Zurück in das Wohnzimmer der Klarinettistin Alexandra Gruber. Wird in ihrem Video nicht suggeriert, dass die beiden miteinander über die Videotelefonie App „Facetime“ live verbunden waren? „Das stimmt und es hat relativ gut funktioniert“, bestätigt sie am Telefon und legt mit der Aussage „es war der erste und einzige Versuch“ nach. Die Tochter habe mit ihrem Handy sie und das iPad abgefilmt. In dem Video sieht man also doch zwei Musiker live musizieren. Eine Kronzeugin gibt es auch.
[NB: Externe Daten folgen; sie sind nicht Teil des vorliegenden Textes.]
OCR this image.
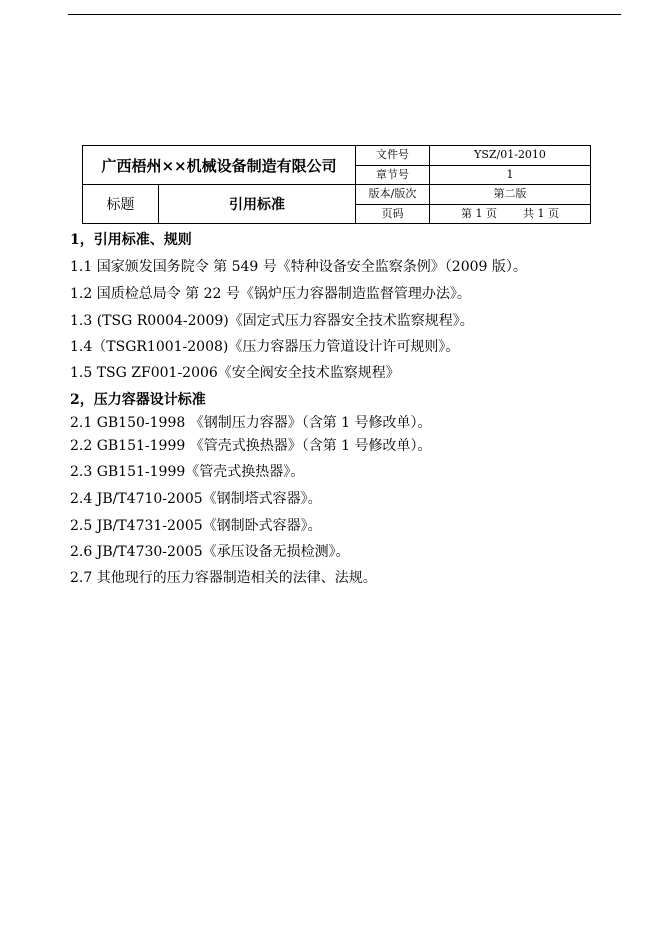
广西梧州××机械设备制造有限公司		文件号	YSZ/01-2010
		章节号	1
标题	引用标准	版本/版次	第二版
		页码	第 1 页 共 1 页
1，引用标准、规则
1.1 国家颁发国务院令 第 549 号《特种设备安全监察条例》（2009 版）。
1.2 国质检总局令 第 22 号《锅炉压力容器制造监督管理办法》。
1.3 (TSG R0004-2009)《固定式压力容器安全技术监察规程》。
1.4（TSGR1001-2008)《压力容器压力管道设计许可规则》。
1.5 TSG ZF001-2006《安全阀安全技术监察规程》
2，压力容器设计标准
2.1 GB150-1998 《钢制压力容器》（含第 1 号修改单）。
2.2 GB151-1999 《管壳式换热器》（含第 1 号修改单）。
2.3 GB151-1999《管壳式换热器》。
2.4 JB/T4710-2005《钢制塔式容器》。
2.5 JB/T4731-2005《钢制卧式容器》。
2.6 JB/T4730-2005《承压设备无损检测》。
2.7 其他现行的压力容器制造相关的法律、法规。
Wie die beiden podcastenden Chefredakteure, sieht auch Alexandra Gruber in der Imperfektion etwas sympathisches – und man muss ihr zustimmen.
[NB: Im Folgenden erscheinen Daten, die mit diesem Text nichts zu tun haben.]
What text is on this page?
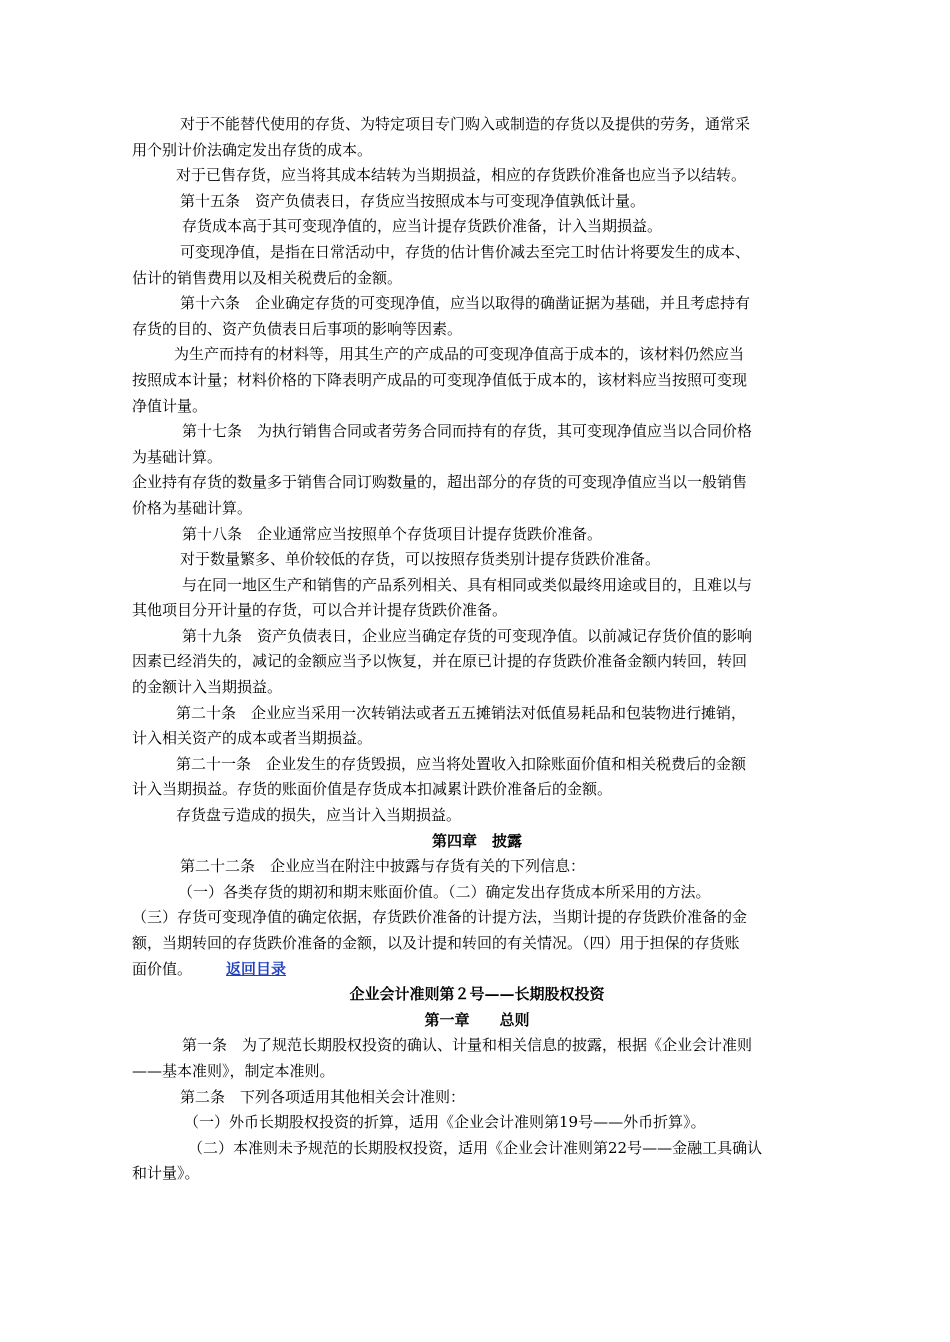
对于不能替代使用的存货、为特定项目专门购入或制造的存货以及提供的劳务，通常采
用个别计价法确定发出存货的成本。
对于已售存货，应当将其成本结转为当期损益，相应的存货跌价准备也应当予以结转。
第十五条　资产负债表日，存货应当按照成本与可变现净值孰低计量。
存货成本高于其可变现净值的，应当计提存货跌价准备，计入当期损益。
可变现净值，是指在日常活动中，存货的估计售价减去至完工时估计将要发生的成本、
估计的销售费用以及相关税费后的金额。
第十六条　企业确定存货的可变现净值，应当以取得的确凿证据为基础，并且考虑持有
存货的目的、资产负债表日后事项的影响等因素。
为生产而持有的材料等，用其生产的产成品的可变现净值高于成本的，该材料仍然应当
按照成本计量；材料价格的下降表明产成品的可变现净值低于成本的，该材料应当按照可变现
净值计量。
第十七条　为执行销售合同或者劳务合同而持有的存货，其可变现净值应当以合同价格
为基础计算。
企业持有存货的数量多于销售合同订购数量的，超出部分的存货的可变现净值应当以一般销售
价格为基础计算。
第十八条　企业通常应当按照单个存货项目计提存货跌价准备。
对于数量繁多、单价较低的存货，可以按照存货类别计提存货跌价准备。
与在同一地区生产和销售的产品系列相关、具有相同或类似最终用途或目的，且难以与
其他项目分开计量的存货，可以合并计提存货跌价准备。
第十九条　资产负债表日，企业应当确定存货的可变现净值。以前减记存货价值的影响
因素已经消失的，减记的金额应当予以恢复，并在原已计提的存货跌价准备金额内转回，转回
的金额计入当期损益。
第二十条　企业应当采用一次转销法或者五五摊销法对低值易耗品和包装物进行摊销，
计入相关资产的成本或者当期损益。
第二十一条　企业发生的存货毁损，应当将处置收入扣除账面价值和相关税费后的金额
计入当期损益。存货的账面价值是存货成本扣减累计跌价准备后的金额。
存货盘亏造成的损失，应当计入当期损益。
第四章　披露
第二十二条　企业应当在附注中披露与存货有关的下列信息：
（一）各类存货的期初和期末账面价值。（二）确定发出存货成本所采用的方法。
（三）存货可变现净值的确定依据，存货跌价准备的计提方法，当期计提的存货跌价准备的金
额，当期转回的存货跌价准备的金额，以及计提和转回的有关情况。（四）用于担保的存货账
面价值。 返回目录
企业会计准则第２号——长期股权投资
第一章　　总则
第一条　为了规范长期股权投资的确认、计量和相关信息的披露，根据《企业会计准则
——基本准则》，制定本准则。
第二条　下列各项适用其他相关会计准则：
（一）外币长期股权投资的折算，适用《企业会计准则第19号——外币折算》。
（二）本准则未予规范的长期股权投资，适用《企业会计准则第22号——金融工具确认
和计量》。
Das Video ist deshalb so gut, da es eben nicht die teilweise sterile Konzerthausatmosphäre verströmt, in der man gelegentlich nicht wagt, laut zu atmen. Doch bis mehrere Musiker gemeinsam live Konzerte über digitale Kanäle verbreiten können, wird es noch etwas dauern. Wie lange genau? Das entscheidet unter anderem das Team der „Digital Stage“, das eine Hoffnung gebende Nachricht sendet: „Wir haben eine Lösung gefunden, hoffentlich noch rechtzeitig zum Start des Sommersemesters am 20. April eine Low-latency-Lösung ohne Video anbieten zu können.“

Und diese Hoffnung haben sie pünktlich erfüllt. Neben einem Prototypen, der zur Nutzung nur einen Internetbrowser erfordert, gibt es seit kurzem auch eine Testsoftware, die noch bessere Leistung verspricht. Zur Anwendung ist jedoch ein Computer mit Kabel-Internetanschluss (Ether­net) und ein Audio-Interface mit Mikrofon und Kopfhörer nötig. Wenn Musikerinnen und Musiker diese Voraussetzungen erfüllen, können sie sich als Testpersonen melden und so weltweit das gemeinsame Musizieren voranbringen – bequem aus dem heimischen Wohnzimmer.